Alibaba has expanded the dataset for Wan2.2, reporting a 65.6% increase in image data and an 83.2% increase in video data compared to the previous version, Wan2.1. This increased dataset is intended to strengthen generalisation and creative diversity, allowing the models to produce more intricate scenes and showcase greater artistic range.
Hybrid model and efficiency
The hybrid model, Wan2.2-TI2V-5B, introduces a dense approach built on a 3D Variational Autoencoder (VAE) architecture, featuring a temporal and spatial compression ratio of 4x16x16. This results in an information compression rate of 64. Alibaba states that the TI2V-5B can generate a five-second, 720P video in several minutes on a single consumer-grade GPU.
“The TI2V-5B can generate a 5-second 720P video in several minutes on a single consumer-grade GPU, enabling efficiency and scalability to developers and content creators.”
Open-source and community engagement
All Wan2.2 models are available for download on Hugging Face, GitHub, and Alibaba Cloud’s open-source platform, ModelScope.
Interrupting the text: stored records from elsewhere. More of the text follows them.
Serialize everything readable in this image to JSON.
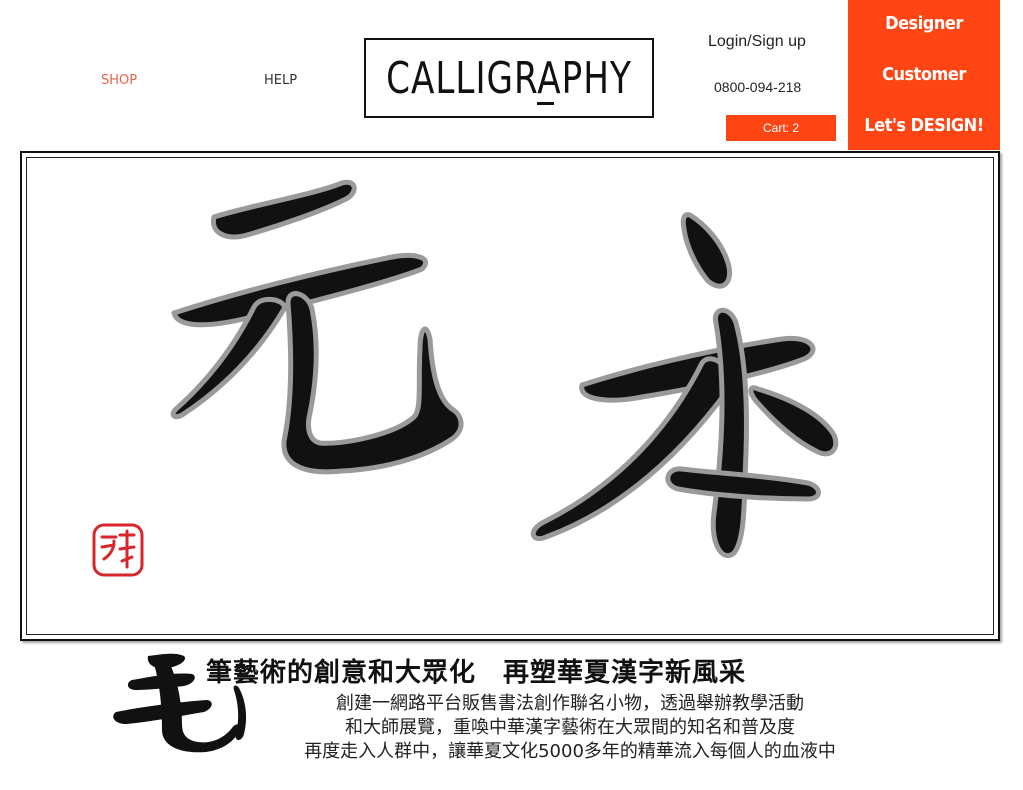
{
  "colors": {
    "accent": "#ff4514",
    "side_panel": "#ff4514",
    "shop_link": "#e8654a",
    "text": "#222222",
    "seal_red": "#d9262a"
  },
  "nav": {
    "shop_label": "SHOP",
    "help_label": "HELP"
  },
  "logo": {
    "text": "CALLIGRAPHY"
  },
  "account": {
    "login_label": "Login/Sign up",
    "phone": "0800-094-218",
    "cart_label": "Cart: 2"
  },
  "side_menu": {
    "designer_label": "Designer",
    "customer_label": "Customer",
    "design_label": "Let's DESIGN!"
  },
  "banner": {
    "characters": "元本",
    "seal_icon": "red-seal-stamp-icon"
  },
  "intro": {
    "brush_character": "毛",
    "headline": "筆藝術的創意和大眾化　再塑華夏漢字新風采",
    "lines": [
      "創建一網路平台販售書法創作聯名小物，透過舉辦教學活動",
      "和大師展覽，重喚中華漢字藝術在大眾間的知名和普及度",
      "再度走入人群中，讓華夏文化5000多年的精華流入每個人的血液中"
    ]
  }
}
Alibaba reports that since open-sourcing four Wan2.1 models in February 2025 and Wan 2.1-VACE in May 2025, its models have collectively achieved over 5.4 million downloads on Hugging Face and ModelScope.
“A major contributor to the global open source community, Alibaba open sourced four Wan2.1 models in February 2025 and Wan 2.1-VACE (Video All-in-one Creation and Editing) in May 2025. To date, the models have attracted over 5.4 million downloads on Hugging Face and ModelScope.”
Alibaba’s release of Wan2.2 underscores its continued activity within the open-source ecosystem and the ongoing development of video generation models aimed at supporting creators and developers globally.